When asked whether it’s OK to lie to one’s partner most of us would probably instinctively and emphatically say absolutely not, reasoning that honesty is not only an important part of a healthy relationship, but arguably one of the most important parts of a healthy relationship. But take a step back and think for a moment, and you’re probably also apt to recall instances when there just was no “up” side to telling the truth. Girls, how often have you needed to be less than honest with your man? Let’s look at 10 reasons why women lie to their men:
- Perhaps the biggest reason a woman will lie to her boyfriend is to spare his feelings. If she is convinced that the guy simply can’t handle the truth, a girl is likely to hold back or embellish something for the sake of his fragile ego.
- Withholding information about her past isn’t necessarily bad, or even deceitful. If it’s something that is only pertinent to the past and has no bearing on your future or your current relationship, then there’s no need to bring it up now. Leave it in the past where it belongs.
- A woman may not tell her boyfriend something that she thinks would cause him to worry, such as her travel habits. Some guys, for instance, can’t deal with a girl who is independent and has no problem venturing out on her own now and then. So she might want to keep the fact that she does her grocery shopping after midnight to herself, so as not to alarm her protective boyfriend.
- Trust is a two-way street, and not something that is easy to come by. While we may think of lying as a violation of that trust, it’s also true that we need to fully be able to trust someone before we can share sensitive information openly with them. Fibbing may just be a function of holding back something until she feels comfortable enough to share it.
- Regarding trust, it’s also possible that a woman will want to test a man by telling him a lie. It may be done to see if he can keep a secret, or it could be to gauge his level of tolerance or open-mindedness. Whatever the reason, a fib may be the litmus test she uses to sample a man’s emotional or psychological makeup, and not done simply to deceive him.
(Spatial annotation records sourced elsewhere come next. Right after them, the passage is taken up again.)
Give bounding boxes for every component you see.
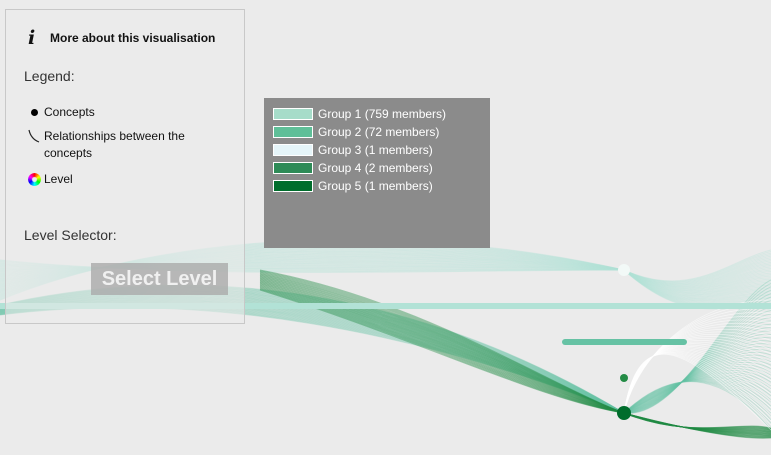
color-wheel-icon xyxy=(27,173,41,186)
group-item-4[interactable]: Group 4 (2 members) xyxy=(273,161,433,175)
concept-node[interactable] xyxy=(618,264,630,276)
dot-icon xyxy=(30,109,38,116)
group-label: Group 5 (1 members) xyxy=(318,179,433,193)
group-swatch xyxy=(273,108,313,120)
about-visualisation-link[interactable]: More about this visualisation xyxy=(50,31,215,45)
concept-node[interactable] xyxy=(617,406,631,420)
group-swatch xyxy=(273,180,313,192)
legend-label: Relationships between the concepts xyxy=(44,129,185,160)
group-legend-box: Group 1 (759 members) Group 2 (72 member… xyxy=(264,98,490,248)
group-item-3[interactable]: Group 3 (1 members) xyxy=(273,143,433,157)
legend-title: Legend: xyxy=(24,68,75,84)
edge-band xyxy=(562,339,687,345)
group-label: Group 4 (2 members) xyxy=(318,161,433,175)
legend-item-relationships: Relationships between the concepts xyxy=(24,128,194,162)
group-label: Group 1 (759 members) xyxy=(318,107,447,121)
legend-label: Concepts xyxy=(44,105,95,119)
info-icon[interactable]: i xyxy=(28,27,44,49)
about-row[interactable]: i More about this visualisation xyxy=(28,27,215,49)
level-selector-title: Level Selector: xyxy=(24,227,117,243)
select-level-button[interactable]: Select Level xyxy=(91,263,228,295)
group-swatch xyxy=(273,162,313,174)
group-swatch xyxy=(273,144,313,156)
group-label: Group 2 (72 members) xyxy=(318,125,440,139)
concept-node[interactable] xyxy=(620,374,628,382)
legend-item-level: Level xyxy=(24,171,194,188)
legend-label: Level xyxy=(44,172,73,186)
info-panel: i More about this visualisation Legend: … xyxy=(5,9,245,324)
group-item-5[interactable]: Group 5 (1 members) xyxy=(273,179,433,193)
legend-item-concepts: Concepts xyxy=(24,104,194,121)
group-item-1[interactable]: Group 1 (759 members) xyxy=(273,107,446,121)
curve-icon xyxy=(28,129,40,143)
group-item-2[interactable]: Group 2 (72 members) xyxy=(273,125,439,139)
group-swatch xyxy=(273,126,313,138)
group-label: Group 3 (1 members) xyxy=(318,143,433,157)
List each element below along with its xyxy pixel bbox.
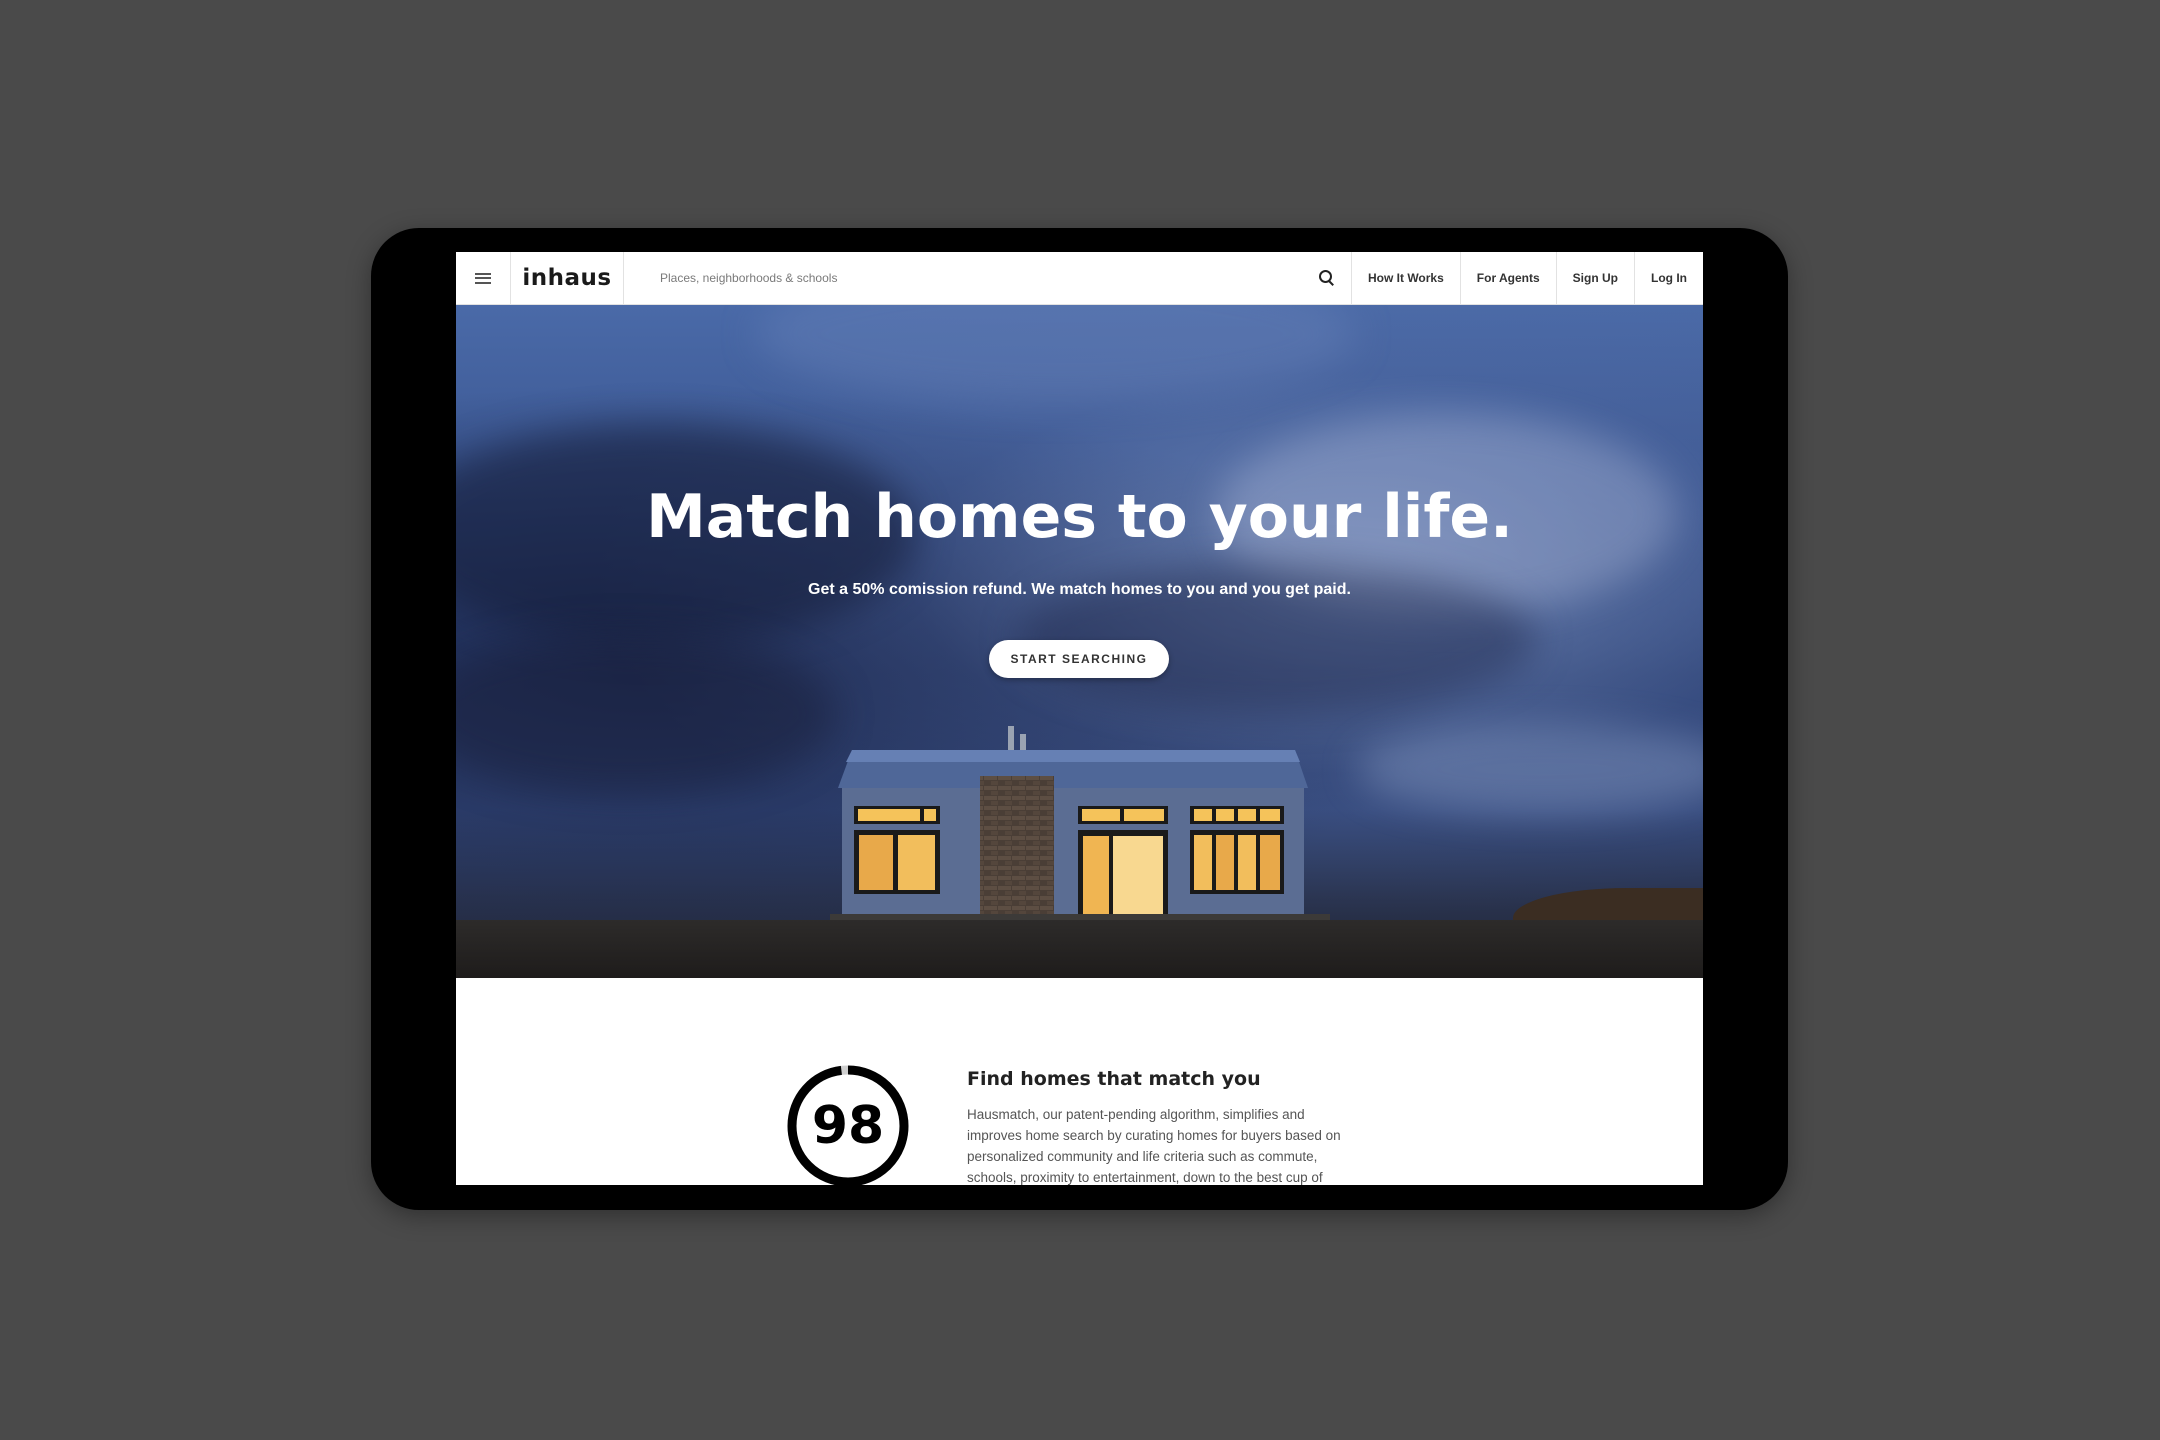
feature-description: Hausmatch, our patent-pending algorithm,… xyxy=(967,1107,1341,1185)
nav-link-how-it-works[interactable]: How It Works xyxy=(1352,252,1461,304)
tablet-frame: inhaus How It Works For Agents Sign Up L… xyxy=(371,228,1788,1210)
search-icon[interactable] xyxy=(1317,268,1337,288)
nav-link-for-agents[interactable]: For Agents xyxy=(1461,252,1557,304)
house-illustration xyxy=(830,726,1330,920)
browser-screen: inhaus How It Works For Agents Sign Up L… xyxy=(456,252,1703,1185)
match-score: 98 xyxy=(811,1096,885,1156)
hero-title: Match homes to your life. xyxy=(646,482,1513,552)
search-bar xyxy=(624,252,1352,304)
start-searching-button[interactable]: START SEARCHING xyxy=(989,640,1169,678)
hero-section: Match homes to your life. Get a 50% comi… xyxy=(456,304,1703,978)
nav-link-log-in[interactable]: Log In xyxy=(1635,252,1703,304)
menu-button[interactable] xyxy=(456,252,511,304)
cloud xyxy=(456,634,836,794)
feature-title: Find homes that match you xyxy=(967,1068,1261,1090)
cloud xyxy=(1356,724,1703,814)
logo[interactable]: inhaus xyxy=(511,252,624,304)
grass-field xyxy=(456,920,1703,978)
nav-link-sign-up[interactable]: Sign Up xyxy=(1557,252,1635,304)
search-input[interactable] xyxy=(658,270,1317,286)
hamburger-menu-icon xyxy=(475,272,491,284)
cloud xyxy=(756,304,1356,404)
feature-section: 98 Find homes that match you Hausmatch, … xyxy=(456,978,1703,1185)
top-nav: inhaus How It Works For Agents Sign Up L… xyxy=(456,252,1703,305)
hero-subtitle: Get a 50% comission refund. We match hom… xyxy=(808,581,1351,598)
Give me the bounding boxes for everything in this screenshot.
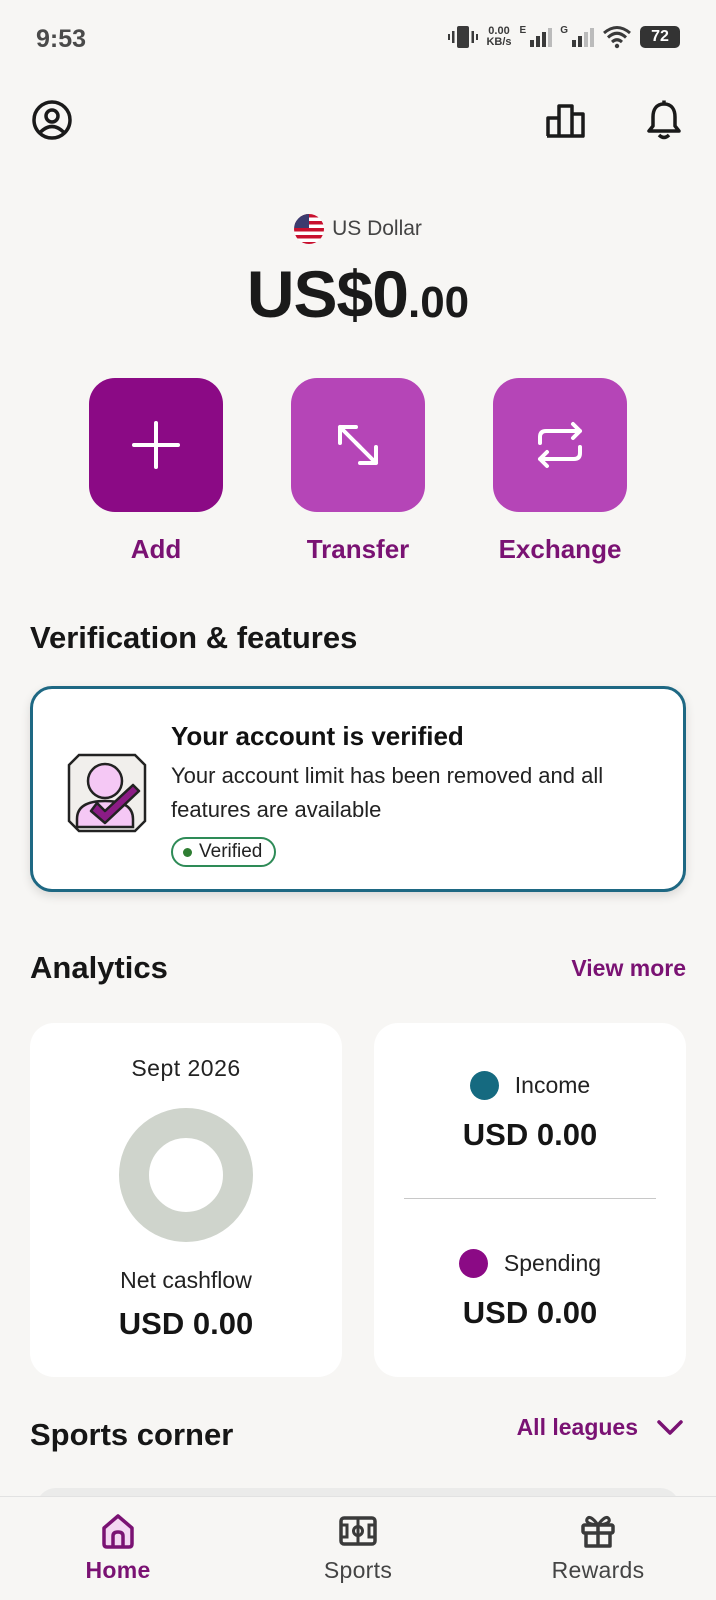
verified-user-icon — [67, 753, 147, 833]
verified-badge-label: Verified — [199, 841, 263, 862]
analytics-period: Sept 2026 — [131, 1055, 241, 1081]
nav-home[interactable]: Home — [38, 1511, 198, 1584]
status-time: 9:53 — [36, 25, 87, 53]
exchange-button[interactable]: Exchange — [493, 378, 627, 565]
signal-icon — [530, 28, 553, 47]
income-label: Income — [514, 1072, 591, 1098]
transfer-arrows-icon — [338, 425, 378, 465]
card-divider — [404, 1198, 656, 1199]
verification-card[interactable]: Your account is verified Your account li… — [30, 686, 686, 892]
verification-description: Your account limit has been removed and … — [171, 763, 604, 822]
signal-type-label-2: G — [560, 24, 568, 36]
verification-section-title: Verification & features — [30, 620, 358, 655]
plus-icon — [132, 421, 180, 469]
signal-type-label-1: E — [519, 24, 527, 36]
transfer-tile[interactable] — [291, 378, 425, 512]
income-amount: USD 0.00 — [462, 1117, 598, 1152]
wifi-icon — [603, 26, 631, 49]
wallet-home-screen: 9:53 0.00 KB/s E G 72 US Dollar US$0.00 … — [0, 0, 716, 1600]
cashflow-donut-chart — [119, 1108, 253, 1242]
add-label: Add — [130, 534, 182, 564]
exchange-label: Exchange — [498, 534, 622, 564]
spending-dot-icon — [458, 1249, 488, 1278]
verified-badge: Verified — [171, 837, 277, 867]
income-dot-icon — [469, 1071, 499, 1100]
net-speed-unit: KB/s — [486, 36, 512, 48]
nav-rewards-label: Rewards — [551, 1557, 645, 1583]
net-speed: 0.00 KB/s — [486, 26, 511, 48]
net-cashflow-label: Net cashflow — [120, 1267, 252, 1293]
profile-icon — [32, 100, 72, 140]
spending-label: Spending — [503, 1250, 602, 1276]
nav-home-label: Home — [85, 1557, 151, 1583]
sports-section-title: Sports corner — [30, 1417, 234, 1452]
currency-name: US Dollar — [332, 217, 422, 240]
chevron-down-icon — [657, 1419, 683, 1435]
status-icons: 0.00 KB/s E G 72 — [448, 24, 680, 50]
verification-title: Your account is verified — [171, 721, 464, 751]
net-cashflow-amount: USD 0.00 — [118, 1306, 254, 1341]
nav-rewards[interactable]: Rewards — [518, 1511, 678, 1584]
balance-amount: US$0.00 — [0, 256, 716, 332]
add-button[interactable]: Add — [89, 378, 223, 565]
transfer-label: Transfer — [306, 534, 410, 564]
balance-decimal: .00 — [407, 278, 470, 327]
profile-button[interactable] — [28, 96, 76, 144]
status-dot-icon — [183, 847, 192, 857]
spending-amount: USD 0.00 — [462, 1295, 598, 1330]
vibrate-icon — [448, 26, 479, 48]
nav-sports-label: Sports — [323, 1557, 393, 1583]
status-bar: 9:53 0.00 KB/s E G 72 — [0, 0, 716, 80]
transfer-button[interactable]: Transfer — [291, 378, 425, 565]
bottom-navigation: Home Sports Rewards — [0, 1496, 716, 1600]
analytics-section-title: Analytics — [30, 950, 168, 985]
view-more-link[interactable]: View more — [571, 955, 686, 982]
analytics-button[interactable] — [542, 96, 590, 144]
exchange-tile[interactable] — [493, 378, 627, 512]
notifications-button[interactable] — [640, 96, 688, 144]
bell-icon — [647, 100, 681, 140]
field-icon — [339, 1516, 377, 1546]
spending-legend: Spending — [374, 1249, 686, 1278]
us-flag-icon — [294, 214, 325, 244]
income-legend: Income — [374, 1071, 686, 1100]
home-icon — [102, 1514, 134, 1549]
add-tile[interactable] — [89, 378, 223, 512]
cashflow-card[interactable]: Sept 2026 Net cashflow USD 0.00 — [30, 1023, 342, 1377]
nav-sports[interactable]: Sports — [278, 1511, 438, 1584]
all-leagues-label: All leagues — [516, 1414, 638, 1440]
signal-icon-2 — [572, 28, 594, 47]
gift-icon — [581, 1516, 615, 1548]
battery-indicator: 72 — [640, 26, 680, 48]
balance-main: US$0 — [246, 257, 409, 331]
exchange-icon — [538, 422, 582, 468]
currency-selector[interactable]: US Dollar — [0, 214, 716, 244]
bar-chart-icon — [546, 104, 585, 138]
all-leagues-dropdown[interactable]: All leagues — [517, 1414, 684, 1441]
income-spending-card[interactable]: Income USD 0.00 Spending USD 0.00 — [374, 1023, 686, 1377]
- A woman will sometimes respond in a situation that ‘it’s OK’, or ‘I’m fine’ when in fact neither is the case. These responses usually come when she simply isn’t convinced that she can engage her man in a prolonged meaningful discussion about what’s really on her mind, or isn’t quite ready to discuss the situation with him and is looking for a way to brush it off.
- Because women communicate differently than their male counterparts they often times use body language and nuance to augment their words and sometimes may say something verbally that they don’t really mean whole-heartedly. This is usually done with the (often mistaken) expectation that the man can discern the difference.
- As with men, women may lie about what they really want because they actually don’t know the true answer to that question themselves. Fear may be the motivating factor behind making up a response, whether it’s the fear of rejection, ridicule for not knowing, or simply for being indecisive.
- If the subject being discussed is one that has come up in a past relationship, and she gave honest opinion then that was poorly received, then she may be reticent to being so forthcoming and open about the subject this time around. Again, this one boils down to her needing to trust her man and not yet being comfortable enough to do so.
- For some women lying is a way to bridge the gap between reality and the ideal they want for their lives. In their minds, it’s a mechanism for keeping that ideal alive because in the end, the only bad lie is one that hurts her relationships.